How well do you remember your high school biology and taxonomy? Ever heard “King Phyl Came Over For Good Spaghetti? That’s a handy pneumonic for taxonomy – the classification of all forms of life. Kingdom, Phylum, Class, Order, Family, Genus and Species. You don’t need to know too much about taxonomy to understand that when we talk of species roses, we are referring to wild roses that have developed on their own without help from us humans, and within the genus Rosa.
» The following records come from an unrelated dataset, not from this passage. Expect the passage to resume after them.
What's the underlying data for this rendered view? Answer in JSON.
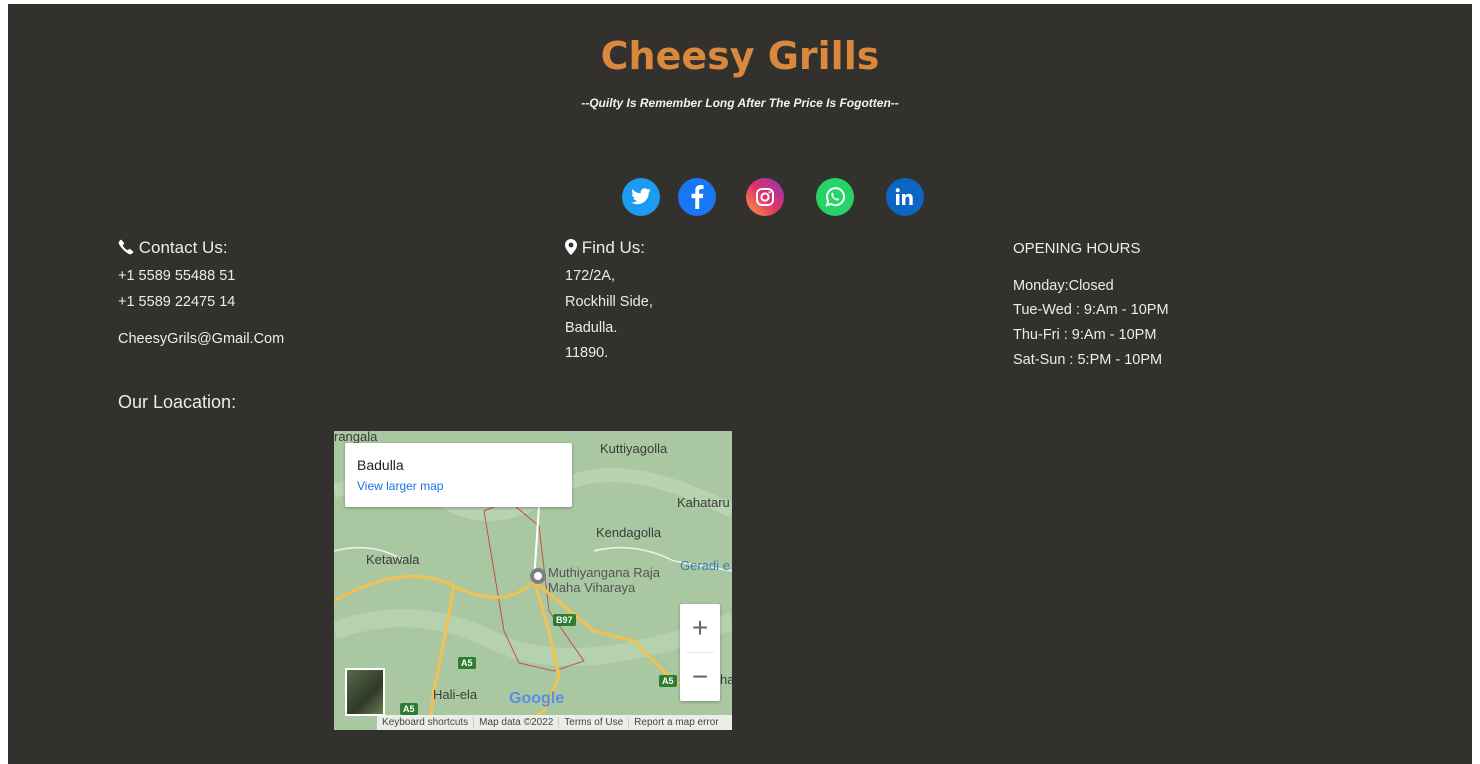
{
  "brand": {
    "name": "Cheesy Grills",
    "tagline": "--Quilty Is Remember Long After The Price Is Fogotten--"
  },
  "social": [
    {
      "name": "twitter-icon",
      "color": "#1d9bf0"
    },
    {
      "name": "facebook-icon",
      "color": "#1877f2"
    },
    {
      "name": "instagram-icon",
      "color": "#e1306c"
    },
    {
      "name": "whatsapp-icon",
      "color": "#25d366"
    },
    {
      "name": "linkedin-icon",
      "color": "#0a66c2"
    }
  ],
  "contact": {
    "heading": "Contact Us:",
    "phone1": "+1 5589 55488 51",
    "phone2": "+1 5589 22475 14",
    "email": "CheesyGrils@Gmail.Com"
  },
  "find": {
    "heading": "Find Us:",
    "address": [
      "172/2A,",
      "Rockhill Side,",
      "Badulla.",
      "11890."
    ]
  },
  "hours": {
    "heading": "OPENING HOURS",
    "rows": [
      "Monday:Closed",
      "Tue-Wed : 9:Am - 10PM",
      "Thu-Fri : 9:Am - 10PM",
      "Sat-Sun : 5:PM - 10PM"
    ]
  },
  "location": {
    "heading": "Our Loacation:",
    "map": {
      "card_title": "Badulla",
      "card_link": "View larger map",
      "places": {
        "p1": "rangala",
        "p2": "Kuttiyagolla",
        "p3": "Kahataru",
        "p4": "Kendagolla",
        "p5": "Ketawala",
        "p6": "Geradi e",
        "p7a": "Muthiyangana Raja",
        "p7b": "Maha Viharaya",
        "p8": "Hali-ela",
        "p9": "ha"
      },
      "shields": {
        "b97": "B97",
        "a5a": "A5",
        "a5b": "A5",
        "a5c": "A5"
      },
      "zoom_in": "+",
      "zoom_out": "−",
      "google": "Google",
      "attribution": [
        "Keyboard shortcuts",
        "Map data ©2022",
        "Terms of Use",
        "Report a map error"
      ]
    }
  }
}
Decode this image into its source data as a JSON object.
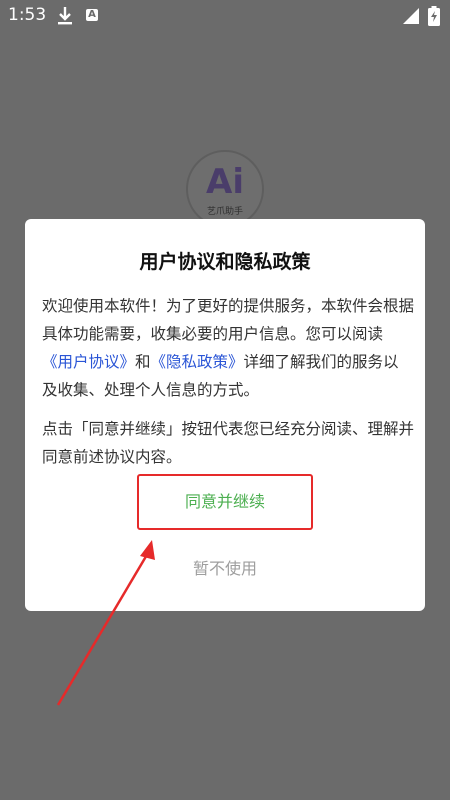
{
  "status_bar": {
    "time": "1:53",
    "download_icon": "download-icon",
    "notification_icon": "A",
    "signal_icon": "signal-icon",
    "battery_icon": "battery-charging-icon"
  },
  "logo": {
    "mark": "Ai",
    "caption": "艺爪助手"
  },
  "dialog": {
    "title": "用户协议和隐私政策",
    "para1_a": "欢迎使用本软件！为了更好的提供服务，本软件会根据具体功能需要，收集必要的用户信息。您可以阅读",
    "user_agreement_link": "《用户协议》",
    "para1_b": "和",
    "privacy_policy_link": "《隐私政策》",
    "para1_c": "详细了解我们的服务以及收集、处理个人信息的方式。",
    "para2": "点击「同意并继续」按钮代表您已经充分阅读、理解并同意前述协议内容。",
    "agree_label": "同意并继续",
    "decline_label": "暂不使用"
  },
  "colors": {
    "overlay": "#6b6b6b",
    "link": "#2a55d6",
    "agree_text": "#4caf50",
    "highlight_border": "#e62a2a",
    "decline_text": "#9e9e9e"
  }
}
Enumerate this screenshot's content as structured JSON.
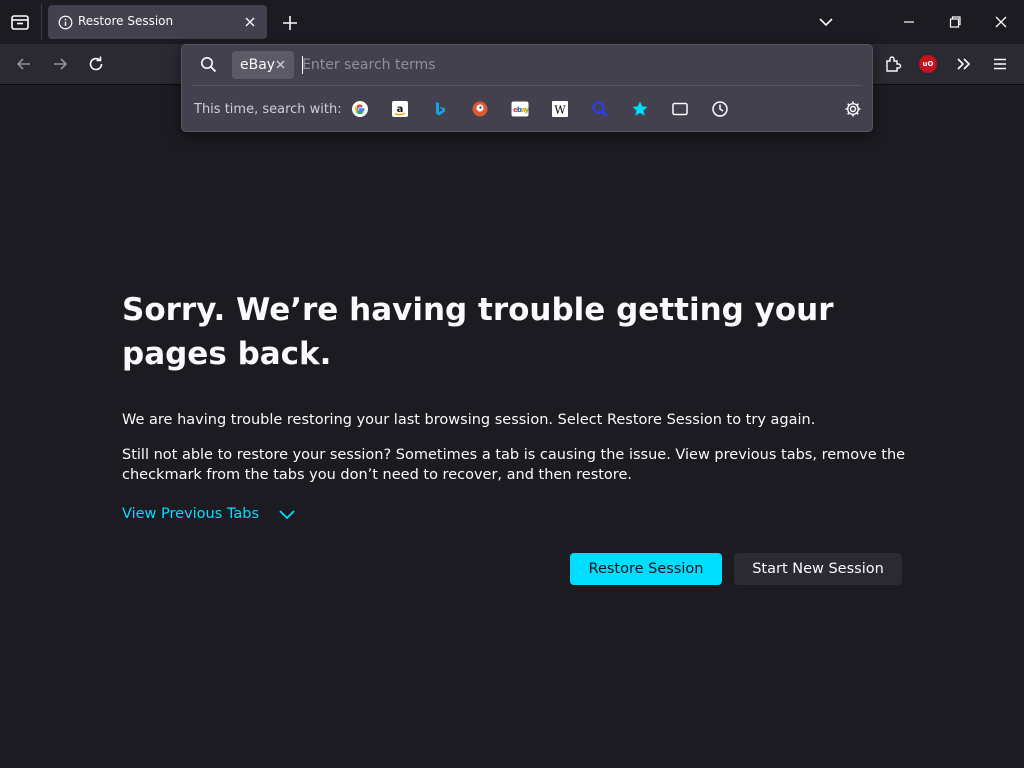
{
  "tab": {
    "title": "Restore Session"
  },
  "search_panel": {
    "engine_chip": "eBay",
    "placeholder": "Enter search terms",
    "oneoff_label": "This time, search with:",
    "engines": [
      "google-icon",
      "amazon-icon",
      "bing-icon",
      "duckduckgo-icon",
      "ebay-icon",
      "wikipedia-icon",
      "search-engine-icon",
      "bookmarks-icon",
      "tabs-icon",
      "history-icon"
    ]
  },
  "content": {
    "heading": "Sorry. We’re having trouble getting your pages back.",
    "para1": "We are having trouble restoring your last browsing session. Select Restore Session to try again.",
    "para2": "Still not able to restore your session? Sometimes a tab is causing the issue. View previous tabs, remove the checkmark from the tabs you don’t need to recover, and then restore.",
    "view_previous": "View Previous Tabs",
    "restore_button": "Restore Session",
    "new_session_button": "Start New Session"
  },
  "colors": {
    "accent": "#00ddff",
    "background": "#1c1b22",
    "toolbar": "#2b2a33",
    "panel": "#42414d"
  }
}
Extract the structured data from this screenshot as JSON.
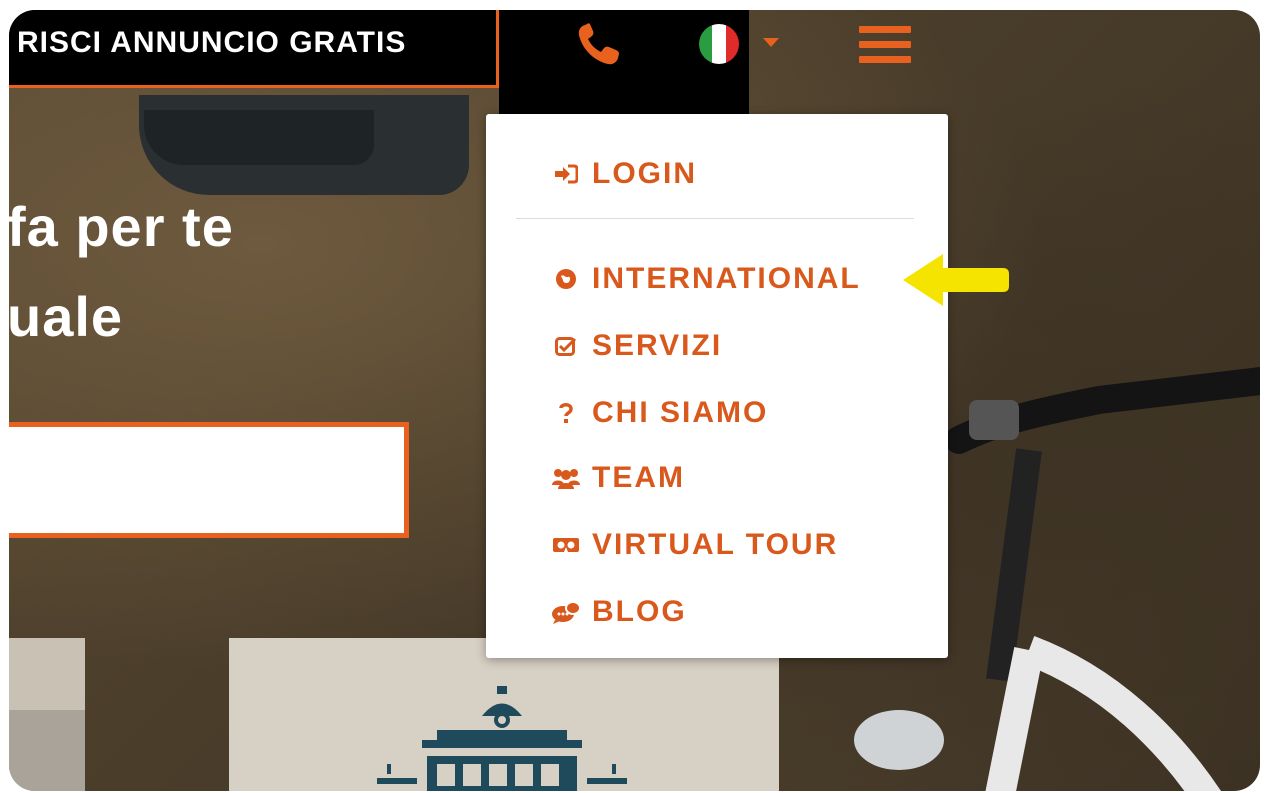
{
  "header": {
    "cta_label": "RISCI ANNUNCIO  GRATIS",
    "phone_icon": "phone-icon",
    "language_flag": "italy-flag-icon",
    "menu_icon": "hamburger-menu-icon"
  },
  "hero": {
    "line1": "fa per te",
    "line2": "uale"
  },
  "menu": {
    "login": "LOGIN",
    "items": [
      {
        "label": "INTERNATIONAL",
        "icon": "globe-icon"
      },
      {
        "label": "SERVIZI",
        "icon": "check-square-icon"
      },
      {
        "label": "CHI SIAMO",
        "icon": "question-icon"
      },
      {
        "label": "TEAM",
        "icon": "users-icon"
      },
      {
        "label": "VIRTUAL TOUR",
        "icon": "vr-headset-icon"
      },
      {
        "label": "BLOG",
        "icon": "chat-bubbles-icon"
      }
    ]
  },
  "colors": {
    "accent": "#e8611f",
    "menu_text": "#d9581c",
    "highlight_arrow": "#f5e400"
  }
}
There are an estimated 150 – 200 types of wild roses in the world, some supposedly having been around for more than 30 million years. All are native to the northern hemisphere and can be conveniently divided into the geographically defined areas where they are found growing wild – Europe, Asia, the Middle East and America. All, in their natural habitat, will reproduce true-to-type from seeds when pollinated by themselves or others of the same species.
Wild roses are generally grouped by leaf type, hips and arrangement of the styles (the filament that receives pollen and takes it to the ovary.) They generally have simple flowers composed of five petals with a mass of stamens in the center. They produce decorative hips, and generous foliage; some are even evergreen. Many have unusual and beautiful prickles. Fragrance is rare among species roses with some exceptions.
Species roses range in size from low growing, trailing varieties not more than a foot tall, to stiff upright shrub forms to enormous climbers that can reach more than sixty feet. They tend to be vigorous and robust, and rarely suffer much from fungal diseases. They are tough landscape plants and are useful in spots where more delicate roses might fail – sites in blazing sun, dry city gardens, and hot spots near paving, or in poor soil.
One of the most common species rose found in today’s gardens is the Lady Banks rose, Rosa banksiae banksiae (yes, that is the proper name), with an ARS rating of 9.4. This rose exemplifies the health and vigor of this group of roses with its abundant, shiny, disease free foliage, nearly thorn less canes, and abundant bloom. It is probably the most carefree rose you can grow. It is also one of the few species roses that are fragrant. There is also a yellow variety, R. banksiae lutea.
R. filipes ‘Kiftsgate’ is a stunning rose in every season. It is covered with light green shiny foliage spring through fall, and in late May is a solid wall of small white blooms with bright golden stamens. After blooming, it develops small round hips that the birds love. It never has a spot of disease and really deserves the ARS rating of 8.8.
‘Canary Bird’ is a clone of R. xanthina and is festooned with delicate bright yellow blooms along the canes framed by very small, nicely textured leaves. This plant is generally healthy and does reasonably well in a shady location. There is no ARS rating at this time.
R. foetida ‘Bicolor’, otherwise known as ‘Austrian Copper’ is a pretty bicolor rose (ARS rating 7.7). The vivid colors are unusual for species roses. Like many of the species roses, it does spread rapidly, a consideration when choosing a planting site.
Creamy-white, wonderfully fragrant flowers in loose clusters are the hallmarks of R. moschata, (or Musk rose). This ancient rose is a low growing climber with grayish-green foliage that’s resistant to mildew and blackspot and stems with relatively few thorns.
R. gallica verisicolor, otherwise known as Rosa mundi, (ARS rating 9.0) is a beauty when in bloom with the multicolored, red and white to peppermint pink blooms. It is has a fuller flower than most species and is lightly fragrant. It does seem to suffer a bit with powdery mildew.
The Cherokee rose, R. laevigata (ARS rating 8.6), is a climbing rose that can reach 30 feet or more. The three evergreen leaflets are lance shaped, and bears large, fragrant white flowers that are up to four inches, and bright orange-red hips.
If you have some space in your garden for a plant to put on a flower show once a year, remain healthy and display colorful hips, then consider one of the species roses.